Contrapunto
Carlos GIL | Analista cultural
Este compró un huevito, este lo frió, este le echó la sal, este lo probó y este pícaro gordo, ñam, ñam, se lo comió. Amanece cuando se empeñan las tinieblas en dibujar un ruido tembloroso. Tenemos resonancias poéticas perdidas por la cavidad craneal que nos orientan en las tardes perdidas de nuestra biografía. Se encocoró la alimaña creyéndose un caracol saltimbanqui. Baila la peonza de pitiminí lanzada por la misma cuerda que la ahorca. Un jilguero presumido provocó una avalancha de alpiste que acabó con el chelista que soñaba asados de gusanos. La rana pintó un silbido.
Prudencia. Siguen las cascadas rítmicas a contrpunto; una, dola, tela, catola, quina, quineta.
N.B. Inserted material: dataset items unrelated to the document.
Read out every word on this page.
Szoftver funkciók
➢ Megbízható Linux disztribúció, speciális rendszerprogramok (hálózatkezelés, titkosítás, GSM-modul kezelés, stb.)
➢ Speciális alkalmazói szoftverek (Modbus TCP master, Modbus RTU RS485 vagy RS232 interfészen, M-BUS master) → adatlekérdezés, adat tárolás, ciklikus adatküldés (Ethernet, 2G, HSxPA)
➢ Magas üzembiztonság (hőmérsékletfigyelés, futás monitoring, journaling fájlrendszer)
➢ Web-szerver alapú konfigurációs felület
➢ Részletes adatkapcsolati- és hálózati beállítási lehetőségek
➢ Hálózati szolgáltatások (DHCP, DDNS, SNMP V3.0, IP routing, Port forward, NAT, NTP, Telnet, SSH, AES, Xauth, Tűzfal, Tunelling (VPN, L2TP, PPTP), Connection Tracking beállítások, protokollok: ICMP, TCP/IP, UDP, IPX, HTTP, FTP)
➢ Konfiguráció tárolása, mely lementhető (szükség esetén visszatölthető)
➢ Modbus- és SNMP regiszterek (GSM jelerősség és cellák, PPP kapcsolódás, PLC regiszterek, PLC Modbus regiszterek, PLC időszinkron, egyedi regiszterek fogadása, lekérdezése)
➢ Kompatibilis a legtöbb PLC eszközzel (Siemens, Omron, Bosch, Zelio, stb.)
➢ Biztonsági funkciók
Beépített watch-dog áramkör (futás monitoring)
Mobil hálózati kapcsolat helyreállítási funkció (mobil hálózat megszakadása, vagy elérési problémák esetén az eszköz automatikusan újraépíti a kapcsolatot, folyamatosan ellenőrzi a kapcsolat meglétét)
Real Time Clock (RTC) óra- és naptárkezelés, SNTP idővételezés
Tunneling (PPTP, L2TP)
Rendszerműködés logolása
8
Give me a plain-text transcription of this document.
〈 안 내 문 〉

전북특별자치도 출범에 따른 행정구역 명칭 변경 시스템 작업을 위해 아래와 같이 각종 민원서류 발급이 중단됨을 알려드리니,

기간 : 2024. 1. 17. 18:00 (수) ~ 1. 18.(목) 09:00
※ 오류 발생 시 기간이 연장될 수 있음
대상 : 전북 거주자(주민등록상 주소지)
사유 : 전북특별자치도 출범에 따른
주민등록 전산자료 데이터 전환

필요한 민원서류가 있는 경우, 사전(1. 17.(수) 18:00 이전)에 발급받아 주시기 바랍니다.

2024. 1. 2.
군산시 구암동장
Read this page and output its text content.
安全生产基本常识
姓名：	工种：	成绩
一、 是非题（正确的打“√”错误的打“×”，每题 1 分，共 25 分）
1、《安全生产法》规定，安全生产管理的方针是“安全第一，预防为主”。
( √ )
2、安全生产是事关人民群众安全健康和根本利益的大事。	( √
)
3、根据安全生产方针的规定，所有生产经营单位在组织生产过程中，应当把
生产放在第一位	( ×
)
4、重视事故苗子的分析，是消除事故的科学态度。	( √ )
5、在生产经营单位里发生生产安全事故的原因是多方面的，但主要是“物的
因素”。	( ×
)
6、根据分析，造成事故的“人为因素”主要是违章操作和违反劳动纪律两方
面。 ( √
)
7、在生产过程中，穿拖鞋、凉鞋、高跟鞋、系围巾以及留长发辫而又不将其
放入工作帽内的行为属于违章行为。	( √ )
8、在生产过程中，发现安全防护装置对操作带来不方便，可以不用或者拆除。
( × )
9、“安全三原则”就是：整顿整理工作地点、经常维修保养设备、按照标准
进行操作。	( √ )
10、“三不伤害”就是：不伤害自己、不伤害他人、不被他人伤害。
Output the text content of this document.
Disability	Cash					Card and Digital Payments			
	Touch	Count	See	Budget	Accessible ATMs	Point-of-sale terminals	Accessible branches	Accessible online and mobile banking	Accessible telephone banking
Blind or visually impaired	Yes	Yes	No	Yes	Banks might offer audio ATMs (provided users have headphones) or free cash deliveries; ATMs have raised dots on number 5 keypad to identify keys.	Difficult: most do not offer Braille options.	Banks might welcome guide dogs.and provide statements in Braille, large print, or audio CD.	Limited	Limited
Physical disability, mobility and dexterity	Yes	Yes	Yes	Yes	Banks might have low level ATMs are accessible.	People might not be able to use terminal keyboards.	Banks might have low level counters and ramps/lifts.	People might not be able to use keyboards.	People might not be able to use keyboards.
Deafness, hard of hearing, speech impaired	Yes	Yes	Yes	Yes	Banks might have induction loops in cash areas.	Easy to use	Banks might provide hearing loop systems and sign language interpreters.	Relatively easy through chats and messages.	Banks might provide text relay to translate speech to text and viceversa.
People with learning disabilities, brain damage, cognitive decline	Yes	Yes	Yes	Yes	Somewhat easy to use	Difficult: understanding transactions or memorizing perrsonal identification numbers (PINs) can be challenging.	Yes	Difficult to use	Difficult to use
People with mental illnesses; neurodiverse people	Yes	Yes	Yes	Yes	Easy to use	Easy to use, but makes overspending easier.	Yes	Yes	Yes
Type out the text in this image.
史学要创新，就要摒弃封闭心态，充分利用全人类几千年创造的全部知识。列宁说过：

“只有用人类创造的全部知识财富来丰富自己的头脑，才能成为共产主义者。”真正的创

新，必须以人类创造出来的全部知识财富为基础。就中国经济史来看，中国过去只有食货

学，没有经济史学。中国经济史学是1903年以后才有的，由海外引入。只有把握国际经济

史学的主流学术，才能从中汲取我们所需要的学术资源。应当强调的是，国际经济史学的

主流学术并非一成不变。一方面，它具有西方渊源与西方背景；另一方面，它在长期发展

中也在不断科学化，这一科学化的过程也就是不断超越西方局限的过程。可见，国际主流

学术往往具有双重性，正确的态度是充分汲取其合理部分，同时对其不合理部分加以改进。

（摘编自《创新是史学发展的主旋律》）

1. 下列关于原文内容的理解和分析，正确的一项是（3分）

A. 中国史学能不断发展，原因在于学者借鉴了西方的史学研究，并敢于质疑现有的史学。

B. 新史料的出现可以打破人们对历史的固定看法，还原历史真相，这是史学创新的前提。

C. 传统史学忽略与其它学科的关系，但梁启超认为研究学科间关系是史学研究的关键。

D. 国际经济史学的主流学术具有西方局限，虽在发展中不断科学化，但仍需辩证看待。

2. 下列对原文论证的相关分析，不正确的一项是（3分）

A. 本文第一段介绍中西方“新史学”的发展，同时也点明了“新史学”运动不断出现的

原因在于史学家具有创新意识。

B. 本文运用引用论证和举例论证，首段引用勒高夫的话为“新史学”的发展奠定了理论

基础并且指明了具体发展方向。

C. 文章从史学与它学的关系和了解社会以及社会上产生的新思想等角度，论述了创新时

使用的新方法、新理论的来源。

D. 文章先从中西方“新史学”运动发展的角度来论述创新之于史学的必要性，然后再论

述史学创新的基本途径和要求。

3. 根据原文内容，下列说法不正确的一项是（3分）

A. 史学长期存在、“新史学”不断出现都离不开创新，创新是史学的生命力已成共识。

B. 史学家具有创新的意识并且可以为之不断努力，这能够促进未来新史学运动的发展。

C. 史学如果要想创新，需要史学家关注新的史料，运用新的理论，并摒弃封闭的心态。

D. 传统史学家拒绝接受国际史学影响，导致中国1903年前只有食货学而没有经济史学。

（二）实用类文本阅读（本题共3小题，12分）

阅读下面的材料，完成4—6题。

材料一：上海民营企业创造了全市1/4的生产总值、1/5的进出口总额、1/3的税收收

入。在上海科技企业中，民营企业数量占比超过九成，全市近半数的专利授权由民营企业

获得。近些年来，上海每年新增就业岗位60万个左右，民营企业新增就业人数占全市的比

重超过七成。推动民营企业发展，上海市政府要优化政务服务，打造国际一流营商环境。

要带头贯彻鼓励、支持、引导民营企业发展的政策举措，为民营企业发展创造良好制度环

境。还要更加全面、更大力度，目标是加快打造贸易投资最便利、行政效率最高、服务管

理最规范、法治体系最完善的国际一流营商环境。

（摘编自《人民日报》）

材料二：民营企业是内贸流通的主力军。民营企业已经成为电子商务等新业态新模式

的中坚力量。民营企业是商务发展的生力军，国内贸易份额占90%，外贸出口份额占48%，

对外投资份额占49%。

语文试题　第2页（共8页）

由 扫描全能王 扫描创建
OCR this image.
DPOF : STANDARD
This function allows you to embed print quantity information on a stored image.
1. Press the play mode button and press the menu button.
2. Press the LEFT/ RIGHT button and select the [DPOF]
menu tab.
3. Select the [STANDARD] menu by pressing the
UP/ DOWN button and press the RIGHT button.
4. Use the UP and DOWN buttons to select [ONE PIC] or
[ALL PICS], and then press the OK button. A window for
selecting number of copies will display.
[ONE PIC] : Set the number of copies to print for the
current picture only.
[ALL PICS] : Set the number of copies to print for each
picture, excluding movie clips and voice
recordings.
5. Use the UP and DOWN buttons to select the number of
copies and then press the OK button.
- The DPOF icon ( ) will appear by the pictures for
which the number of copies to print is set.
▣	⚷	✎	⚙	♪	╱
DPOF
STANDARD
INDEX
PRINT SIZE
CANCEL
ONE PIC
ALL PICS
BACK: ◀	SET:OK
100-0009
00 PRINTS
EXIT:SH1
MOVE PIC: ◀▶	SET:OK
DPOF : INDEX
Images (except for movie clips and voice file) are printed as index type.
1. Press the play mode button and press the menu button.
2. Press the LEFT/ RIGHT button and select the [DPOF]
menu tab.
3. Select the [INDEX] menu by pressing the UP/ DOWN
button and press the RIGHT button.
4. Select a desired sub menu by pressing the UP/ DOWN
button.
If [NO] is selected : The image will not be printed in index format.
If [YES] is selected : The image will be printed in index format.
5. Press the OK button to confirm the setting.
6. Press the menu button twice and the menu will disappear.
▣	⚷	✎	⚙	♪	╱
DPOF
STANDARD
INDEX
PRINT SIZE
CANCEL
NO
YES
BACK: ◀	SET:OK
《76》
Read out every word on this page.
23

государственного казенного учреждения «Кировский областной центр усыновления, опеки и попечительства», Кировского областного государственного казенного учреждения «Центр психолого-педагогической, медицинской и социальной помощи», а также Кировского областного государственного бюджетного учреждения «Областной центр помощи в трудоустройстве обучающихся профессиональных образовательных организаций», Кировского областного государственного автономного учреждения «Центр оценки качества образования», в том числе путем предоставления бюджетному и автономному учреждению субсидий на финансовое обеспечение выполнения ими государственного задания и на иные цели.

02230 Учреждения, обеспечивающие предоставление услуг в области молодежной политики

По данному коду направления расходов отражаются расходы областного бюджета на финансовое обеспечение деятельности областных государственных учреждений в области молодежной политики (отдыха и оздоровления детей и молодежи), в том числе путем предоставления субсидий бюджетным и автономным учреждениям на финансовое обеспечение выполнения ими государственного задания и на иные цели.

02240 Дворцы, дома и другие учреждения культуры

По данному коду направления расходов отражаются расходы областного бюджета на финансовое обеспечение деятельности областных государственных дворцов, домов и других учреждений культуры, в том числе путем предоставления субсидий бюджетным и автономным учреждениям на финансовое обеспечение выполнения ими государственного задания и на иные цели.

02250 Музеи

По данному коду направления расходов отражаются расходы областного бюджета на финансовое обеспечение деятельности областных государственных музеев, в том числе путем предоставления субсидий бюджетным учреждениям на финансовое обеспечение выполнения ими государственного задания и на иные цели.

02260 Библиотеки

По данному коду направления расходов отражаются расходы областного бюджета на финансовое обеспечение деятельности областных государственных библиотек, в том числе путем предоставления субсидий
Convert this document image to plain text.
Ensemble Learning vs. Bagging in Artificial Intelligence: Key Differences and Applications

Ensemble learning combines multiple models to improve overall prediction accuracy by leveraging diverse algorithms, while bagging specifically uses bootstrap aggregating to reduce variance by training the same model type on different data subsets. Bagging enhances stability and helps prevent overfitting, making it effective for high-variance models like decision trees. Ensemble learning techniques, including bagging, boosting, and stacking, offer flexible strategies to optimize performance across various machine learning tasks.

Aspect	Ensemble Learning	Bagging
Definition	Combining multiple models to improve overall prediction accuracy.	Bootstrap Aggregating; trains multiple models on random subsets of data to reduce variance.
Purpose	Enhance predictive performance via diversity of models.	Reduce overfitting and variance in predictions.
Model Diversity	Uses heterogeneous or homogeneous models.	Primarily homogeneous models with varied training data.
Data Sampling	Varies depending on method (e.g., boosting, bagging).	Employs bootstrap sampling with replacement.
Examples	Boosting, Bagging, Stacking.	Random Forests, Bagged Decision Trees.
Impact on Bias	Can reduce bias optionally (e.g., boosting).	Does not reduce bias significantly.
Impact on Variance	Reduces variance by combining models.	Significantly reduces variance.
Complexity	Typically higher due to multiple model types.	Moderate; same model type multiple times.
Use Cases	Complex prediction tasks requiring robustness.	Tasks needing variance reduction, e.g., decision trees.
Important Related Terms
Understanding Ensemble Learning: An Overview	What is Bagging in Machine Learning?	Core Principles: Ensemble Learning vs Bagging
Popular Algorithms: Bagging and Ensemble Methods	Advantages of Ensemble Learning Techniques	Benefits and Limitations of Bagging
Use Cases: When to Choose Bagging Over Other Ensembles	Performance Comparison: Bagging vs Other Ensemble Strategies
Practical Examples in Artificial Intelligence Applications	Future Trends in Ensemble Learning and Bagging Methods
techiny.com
Rebotan las piedras planas por la superficie del lago como los adverbios en un discurso académico. Un bucle de preposiciones regurgita para ahogarse en la insuficiencia expositiva. Para, por, según, sobre y tras. Escribe con buena caligrafía aunque sean estupideces colgadas de los árboles. Última hora: un programa de ordenador compone sinfonías de música contemporánea en pocos minutos. Se estrenarán en un palacio monumental con una orquesta de funcionarios con trienios.
Atento, escucha esta pregunta y mide tu capacidad de control, ¿para qué sirve la cultura? No contestes hasta después de la publicidad. Primero pensar, después actuar. La pregunta más que capciosa es degenerada. Ahí va otra, ¿por qué ir al teatro? Quietos. Volvamos a cantar alrededor del fuego de campamento. Suena el crepitar de las ramas de roble ardiendo e iluminando la caverna donde desollar un búfalo es un acto ceremonial. Canta, cuenta, baila, de viva voz, de cuerpo vivo. Tú y yo; o sea, nosotros. Niño, no jodas con la cultura.